NEW DELHI :
The corporate affairs ministry is finalising a takeover code for unlisted companies that is likely to be rolled out soon, Business Standard reported on Monday, citing a government official.
Under the proposed code, a major shareholder alone or with other parties, together representing three-fourth of the shareholding in the company, could move a company law tribunal to take over rest of the stake, the report said.
The move to bring out a takeover code for unlisted companies comes in the wake of one of the most bitterly fought corporate battles in India involving Tata Sons, the holding company of Tata group companies. The National Company Law Appellate Tribunal (NCLAT) had set aside in December the conversion of Tata Sons into a private company from a public company. The matter is now pending before the Supreme Court which stayed the NCLAT order.
Experts said takeover of minority shares in unlisted companies is different from the takeover of minority shares in listed entities which is covered by capital market regulator SEBI’s takeover code. Listed companies have to have a minimum public float of 25% and often have large number of small shareholders, which SEBI’s takeover code seeks to protect. The makeup of minority shareholders in unlisted companies may be different. The public interest in unlisted companies is mainly through its exposure to debt from financial institutions rather than through participation by retail investors.

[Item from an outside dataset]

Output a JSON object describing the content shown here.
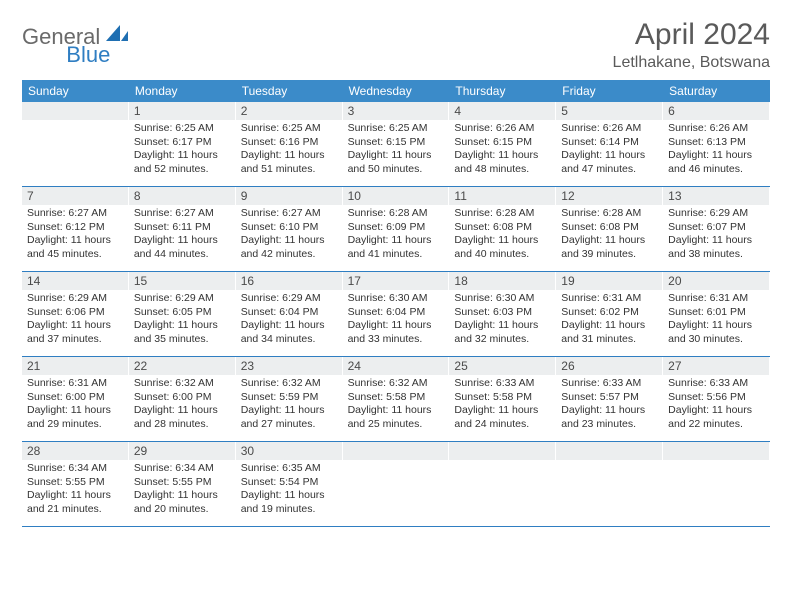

“Providing for the exit of minority shareholders in unlisted companies in the law may be good thing but implementing a mechanism for this is not an easy task. Unlike many listed companies, unlisted ones have fewer shareholders. There has to be further discussions on this and any offer to take over minority shares or exit of minority shareholders in an unlisted company have to be voluntary,” said Pavan Kumar Vijay, founder of advisory firm Corporate Professionals.